Each year, the Harvard Graduate School of Design selects a group of exceptional practitioners working in different fields—such as architecture, landscape architecture, urban planning, journalism, public art, and affordable housing—to take up residence at the Cambridge, Mass., campus for a full year of working to make the world a better place for everyone. Yesterday, the Loeb Fellowship at the Harvard Graduate School of Design announced its incoming class of 2017-18, all of whom will address "housing and food production, sustainable urban and rural communities, art that builds bridges." According to a post on the program's blog, the individuals chosen "are experienced in responding to catastrophic events and chronic community dysfunction; they grow and build and publish and convene, and they are eager to broaden their impact."

Meet This Year's Fellows:

Samuel Bonnet, head of construction for the International Committee of the Red Cross, in Geneva, has over 10 years of experience working on the protracted crisis in urban areas and the humanitarian impact of people's lives. During his Loeb Fellowship, Bonnet hopes to explore new opportunities to redefine humanitarian system to encourage "inclusion, generate revenue and empower local economies," according to the Loeb blog post.
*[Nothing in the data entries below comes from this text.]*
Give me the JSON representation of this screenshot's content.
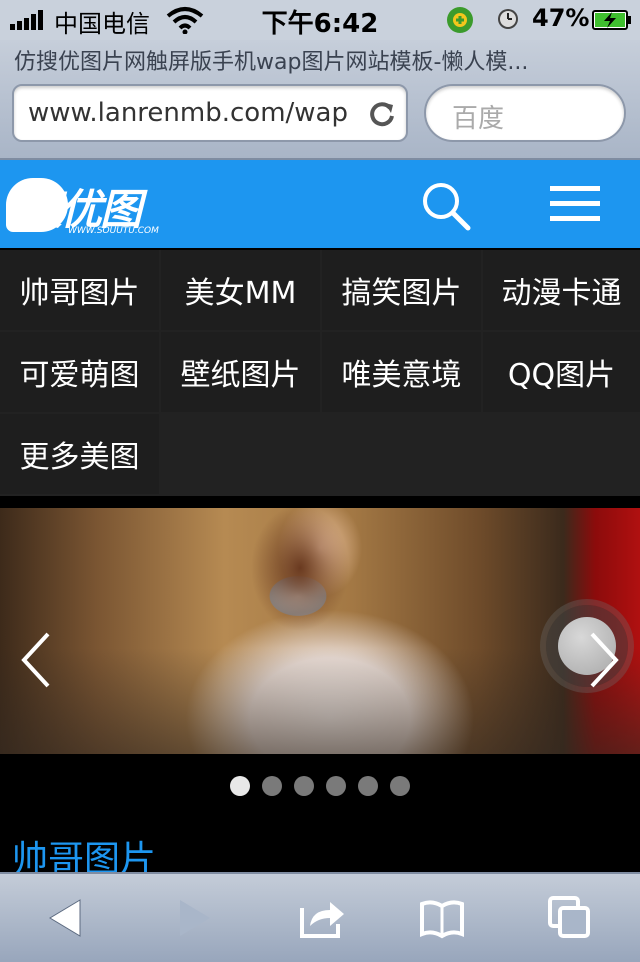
{
  "status_bar": {
    "carrier": "中国电信",
    "time": "下午6:42",
    "battery_percent": "47%"
  },
  "browser": {
    "page_title": "仿搜优图片网触屏版手机wap图片网站模板-懒人模...",
    "url": "www.lanrenmb.com/wap",
    "search_placeholder": "百度"
  },
  "header": {
    "logo_text": "搜优图",
    "logo_url_text": "WWW.SOUUTU.COM",
    "accent_color": "#1d96f0"
  },
  "categories": [
    {
      "label": "帅哥图片"
    },
    {
      "label": "美女MM"
    },
    {
      "label": "搞笑图片"
    },
    {
      "label": "动漫卡通"
    },
    {
      "label": "可爱萌图"
    },
    {
      "label": "壁纸图片"
    },
    {
      "label": "唯美意境"
    },
    {
      "label": "QQ图片"
    },
    {
      "label": "更多美图"
    }
  ],
  "carousel": {
    "slide_count": 6,
    "active_index": 0
  },
  "section": {
    "title": "帅哥图片"
  },
  "toolbar": {
    "icons": [
      "back-icon",
      "forward-icon",
      "share-icon",
      "bookmarks-icon",
      "tabs-icon"
    ]
  }
}
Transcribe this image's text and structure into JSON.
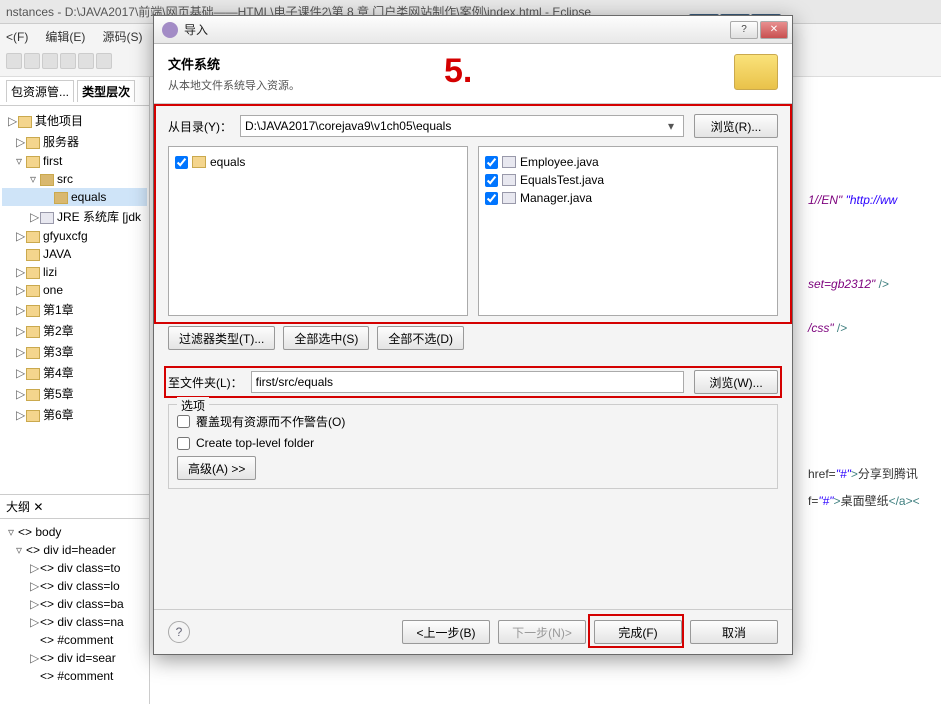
{
  "bg": {
    "title": "nstances - D:\\JAVA2017\\前端\\网页基础——HTML\\电子课件2\\第 8 章 门户类网站制作\\案例\\index.html - Eclipse",
    "menu": [
      "<(F)",
      "编辑(E)",
      "源码(S)"
    ],
    "tabs": {
      "pkg": "包资源管...",
      "hier": "类型层次"
    },
    "tree": [
      {
        "label": "其他项目",
        "lvl": 0,
        "exp": "▷",
        "ico": "fico"
      },
      {
        "label": "服务器",
        "lvl": 1,
        "exp": "▷",
        "ico": "fico"
      },
      {
        "label": "first",
        "lvl": 1,
        "exp": "▿",
        "ico": "fico"
      },
      {
        "label": "src",
        "lvl": 2,
        "exp": "▿",
        "ico": "fico pkg"
      },
      {
        "label": "equals",
        "lvl": 3,
        "exp": "",
        "ico": "fico pkg",
        "selected": true
      },
      {
        "label": "JRE 系统库 [jdk",
        "lvl": 2,
        "exp": "▷",
        "ico": "fico cls"
      },
      {
        "label": "gfyuxcfg",
        "lvl": 1,
        "exp": "▷",
        "ico": "fico"
      },
      {
        "label": "JAVA",
        "lvl": 1,
        "exp": "",
        "ico": "fico"
      },
      {
        "label": "lizi",
        "lvl": 1,
        "exp": "▷",
        "ico": "fico"
      },
      {
        "label": "one",
        "lvl": 1,
        "exp": "▷",
        "ico": "fico"
      },
      {
        "label": "第1章",
        "lvl": 1,
        "exp": "▷",
        "ico": "fico"
      },
      {
        "label": "第2章",
        "lvl": 1,
        "exp": "▷",
        "ico": "fico"
      },
      {
        "label": "第3章",
        "lvl": 1,
        "exp": "▷",
        "ico": "fico"
      },
      {
        "label": "第4章",
        "lvl": 1,
        "exp": "▷",
        "ico": "fico"
      },
      {
        "label": "第5章",
        "lvl": 1,
        "exp": "▷",
        "ico": "fico"
      },
      {
        "label": "第6章",
        "lvl": 1,
        "exp": "▷",
        "ico": "fico"
      }
    ],
    "outline_title": "大纲",
    "outline": [
      {
        "label": "body",
        "lvl": 0,
        "exp": "▿"
      },
      {
        "label": "div id=header",
        "lvl": 1,
        "exp": "▿"
      },
      {
        "label": "div class=to",
        "lvl": 2,
        "exp": "▷"
      },
      {
        "label": "div class=lo",
        "lvl": 2,
        "exp": "▷"
      },
      {
        "label": "div class=ba",
        "lvl": 2,
        "exp": "▷"
      },
      {
        "label": "div class=na",
        "lvl": 2,
        "exp": "▷"
      },
      {
        "label": "#comment",
        "lvl": 2,
        "exp": ""
      },
      {
        "label": "div id=sear",
        "lvl": 2,
        "exp": "▷"
      },
      {
        "label": "#comment",
        "lvl": 2,
        "exp": ""
      }
    ],
    "code_lines": [
      {
        "frag": [
          {
            "t": "1//EN\" ",
            "c": "attr"
          },
          {
            "t": "\"http://ww",
            "c": "str"
          }
        ]
      },
      {
        "frag": [
          {
            "t": "set=gb2312\"",
            "c": "attr"
          },
          {
            "t": " />",
            "c": "tag"
          }
        ]
      },
      {
        "frag": [
          {
            "t": "/css\"",
            "c": "attr"
          },
          {
            "t": " />",
            "c": "tag"
          }
        ]
      },
      {
        "frag": [
          {
            "t": "href=",
            "c": ""
          },
          {
            "t": "\"#\"",
            "c": "str"
          },
          {
            "t": ">",
            "c": "tag"
          },
          {
            "t": "分享到腾讯",
            "c": ""
          }
        ]
      },
      {
        "frag": [
          {
            "t": "f=",
            "c": ""
          },
          {
            "t": "\"#\"",
            "c": "str"
          },
          {
            "t": ">",
            "c": "tag"
          },
          {
            "t": "桌面壁纸",
            "c": ""
          },
          {
            "t": "</a><",
            "c": "tag"
          }
        ]
      }
    ]
  },
  "dialog": {
    "title": "导入",
    "header_title": "文件系统",
    "header_sub": "从本地文件系统导入资源。",
    "annotation": "5.",
    "from_dir_label": "从目录(Y)：",
    "from_dir_value": "D:\\JAVA2017\\corejava9\\v1ch05\\equals",
    "browse_r": "浏览(R)...",
    "tree_item": "equals",
    "files": [
      "Employee.java",
      "EqualsTest.java",
      "Manager.java"
    ],
    "filter_type": "过滤器类型(T)...",
    "select_all": "全部选中(S)",
    "deselect_all": "全部不选(D)",
    "to_folder_label": "至文件夹(L)：",
    "to_folder_value": "first/src/equals",
    "browse_w": "浏览(W)...",
    "options_legend": "选项",
    "opt_overwrite": "覆盖现有资源而不作警告(O)",
    "opt_toplevel": "Create top-level folder",
    "advanced": "高级(A) >>",
    "help": "?",
    "back": "<上一步(B)",
    "next": "下一步(N)>",
    "finish": "完成(F)",
    "cancel": "取消"
  }
}
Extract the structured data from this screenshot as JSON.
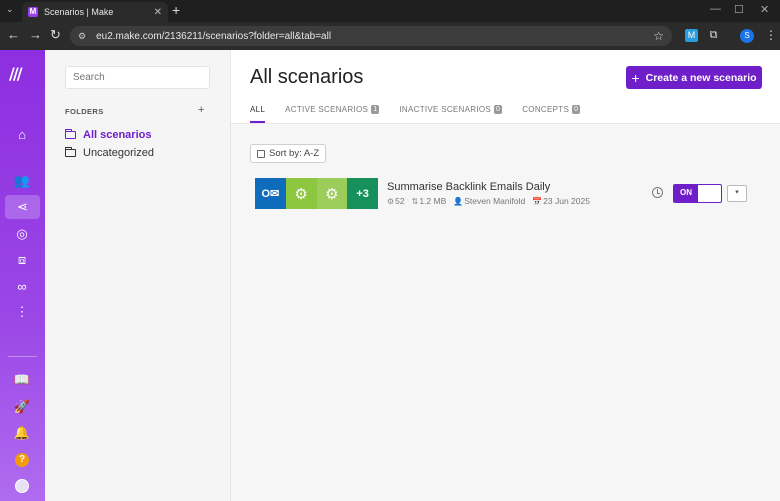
{
  "browser": {
    "tab_title": "Scenarios | Make",
    "url": "eu2.make.com/2136211/scenarios?folder=all&tab=all",
    "profile_initial": "S"
  },
  "rail": {
    "icons": [
      "home-icon",
      "team-icon",
      "scenarios-icon",
      "connections-icon",
      "apps-icon",
      "webhooks-icon",
      "more-icon",
      "docs-icon",
      "launch-icon",
      "notifications-icon",
      "help-icon",
      "avatar"
    ],
    "help_label": "?"
  },
  "folders": {
    "search_placeholder": "Search",
    "heading": "FOLDERS",
    "add_label": "+",
    "items": [
      {
        "label": "All scenarios",
        "active": true
      },
      {
        "label": "Uncategorized",
        "active": false
      }
    ]
  },
  "main": {
    "title": "All scenarios",
    "create_label": "Create a new scenario",
    "tabs": [
      {
        "label": "ALL",
        "count": ""
      },
      {
        "label": "ACTIVE SCENARIOS",
        "count": "1"
      },
      {
        "label": "INACTIVE SCENARIOS",
        "count": "0"
      },
      {
        "label": "CONCEPTS",
        "count": "0"
      }
    ],
    "sort_label": "Sort by: A-Z",
    "scenarios": [
      {
        "name": "Summarise Backlink Emails Daily",
        "operations": "52",
        "data_size": "1.2 MB",
        "owner": "Steven Manifold",
        "date": "23 Jun 2025",
        "extra_modules": "+3",
        "status_label": "ON"
      }
    ]
  },
  "colors": {
    "accent": "#6f1ec9",
    "rail": "#8d2ee0",
    "outlook": "#0f6cbd",
    "tools": "#8dc63f",
    "more_modules": "#17915c"
  }
}
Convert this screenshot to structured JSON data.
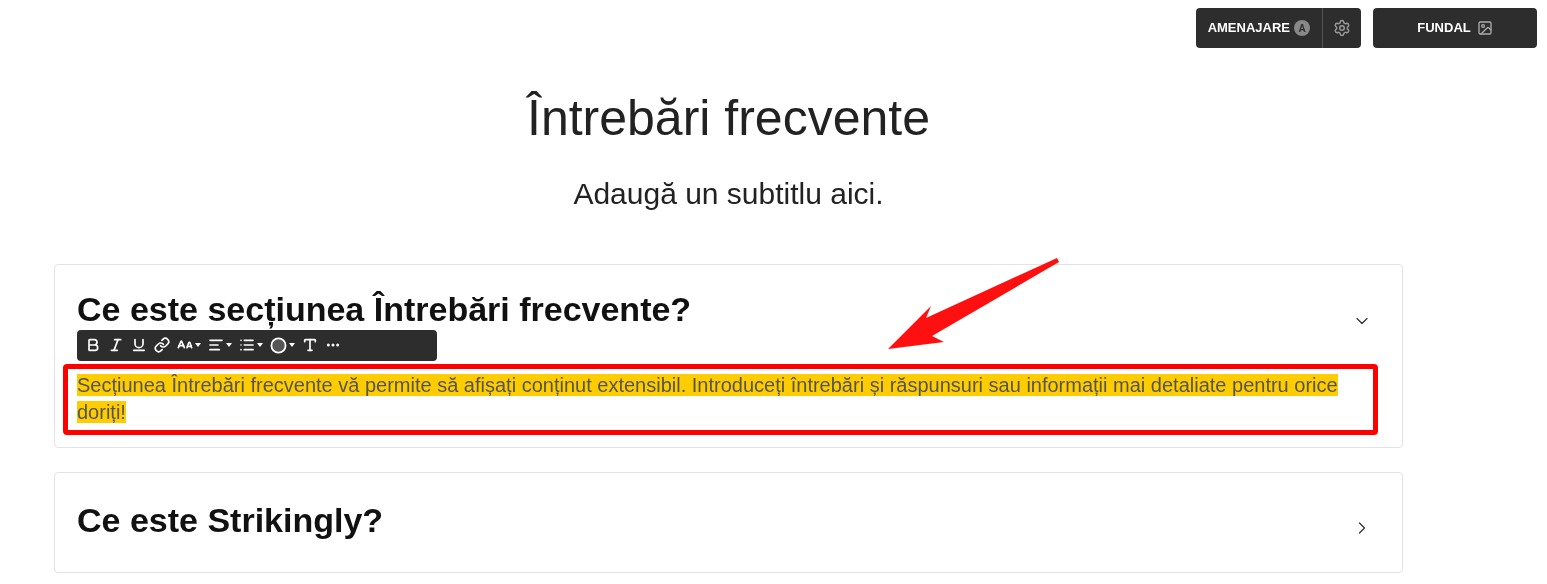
{
  "top_buttons": [
    {
      "label": "AMENAJARE",
      "kind": "style",
      "badge": "A"
    },
    {
      "label": "FUNDAL",
      "kind": "background"
    }
  ],
  "title": "Întrebări frecvente",
  "subtitle": "Adaugă un subtitlu aici.",
  "toolbar": [
    {
      "kind": "bold",
      "dropdown": false
    },
    {
      "kind": "italic",
      "dropdown": false
    },
    {
      "kind": "underline",
      "dropdown": false
    },
    {
      "kind": "link",
      "dropdown": false
    },
    {
      "kind": "font-size",
      "dropdown": true
    },
    {
      "kind": "align",
      "dropdown": true
    },
    {
      "kind": "list",
      "dropdown": true
    },
    {
      "kind": "color",
      "dropdown": true
    },
    {
      "kind": "text-style",
      "dropdown": false
    },
    {
      "kind": "more",
      "dropdown": false
    }
  ],
  "faq": [
    {
      "question": "Ce este secțiunea Întrebări frecvente?",
      "expanded": true,
      "answer": "Secțiunea Întrebări frecvente vă permite să afișați conținut extensibil. Introduceți întrebări și răspunsuri sau informații mai detaliate pentru orice doriți!",
      "answer_selected": true
    },
    {
      "question": "Ce este Strikingly?",
      "expanded": false
    }
  ]
}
Andrew Freear, professor and director of Auburn University's Rural Studio—whose forward-thinking teaching methods have provided his students with opportunities to be involved with more than 70 hands-on building projects for underprivileged communities, mostly in rural west Alabama—will be testing different ideas to advance his pledge to improve resilience of rural communities.

The founder and executive director of Grow Dat Youth Farm, in New Orleans, Johanna Gilligan, has over 14 years of experience in the field of food education. Grow Dat commits to educate young leaders about healthy food production, sustainable food system, and land stewardship, according to the foundation's website. As a Loeb fellow, Gilligan will focus on broadening her foundation's impact to improve its mission.

Conceptual artist Matthew Mazzotta has placed his focus on creating artistic public interventions to address environmental issues. His works are inspired by multifaceted aspects of people's "relationship between people and their environments, as well as between each other," according to his website. Mazzotta is planning to use his fellowship to develop a Social Practice Research Lab to analyze creation of community-centric projects. He will also be focusing on other ethical aspects of communities such as gentrification, equity, and cultural erasure.

Shaney Peña-Gómez—regional planning coordinator for the Quisqueya Binational Economic Council and urban planning unit manager of the Shearly Initiative in Santo Domingo, Dominican Republic—has worked to improve the urban and economic development of the border area between Haiti and the Dominican Republic. In this work, she has played a fundamental role in raising public awareness about the significance of land stewardship, creating urban parks as well as a binational park. During her Loeb year, she plans to advance her knowledge on border regions and to explore financial mechanisms to develop green infrastructure. She will also be focusing on linking urban density with open urban space.

Surella Segu, head of the urban development department at Infonavit, has been working on developing sustainable solutions for the housing shortfall in the Global South, caused by urban sprawl as well as the regeneration of public spaces. She will be conducting research on mass-produced social housing and ways to involve communities in the planning process.

James Shen, of the People's Architecture Office in Beijing,has been developing innovative projects such as his Courtyard House Plugin, a prefabricated system for turning unsound courtyards into modern living environments. During his time as a Loeb fellow, he will be examining different ways to create balance between client's "interests, social mission, and sustainability," according to Loeb.

With his work, Tau Tavengwa, founder and co-editor of Cityscapes magazine, tries to link design and policymaking with urban academic research in order to increase the understanding of the significance of urban practices among cities of the Global South. He has a number of curational projects and exhibition designs on his résumé. His work also focuses on raising awareness about complex aspects of urbanization in Africa. During his Loeb fellowship, Tavengwa hopes to gather a comprehensive network of urbanists from Africa, Latin America, and South Asia to form a collective of examples on progressive change in the area. He will also focus on finding what role Cityscapes can play in achieving such goal.

Eric Williams—owner of retail store the Silver Room, that is also, a gathering place, event space, and artist gallery according to the store's website—has more than 20 years of experience in transforming urban neighborhoods through social exchange and pushing boundaries of traditional retail, according to Silver Room's Facebook page. Williams will be focusing on finding transformative strategies to replicate his store's model to a national scale. In addition, he will be studying the "social and economic impact of art entrepreneurship," according to Loeb.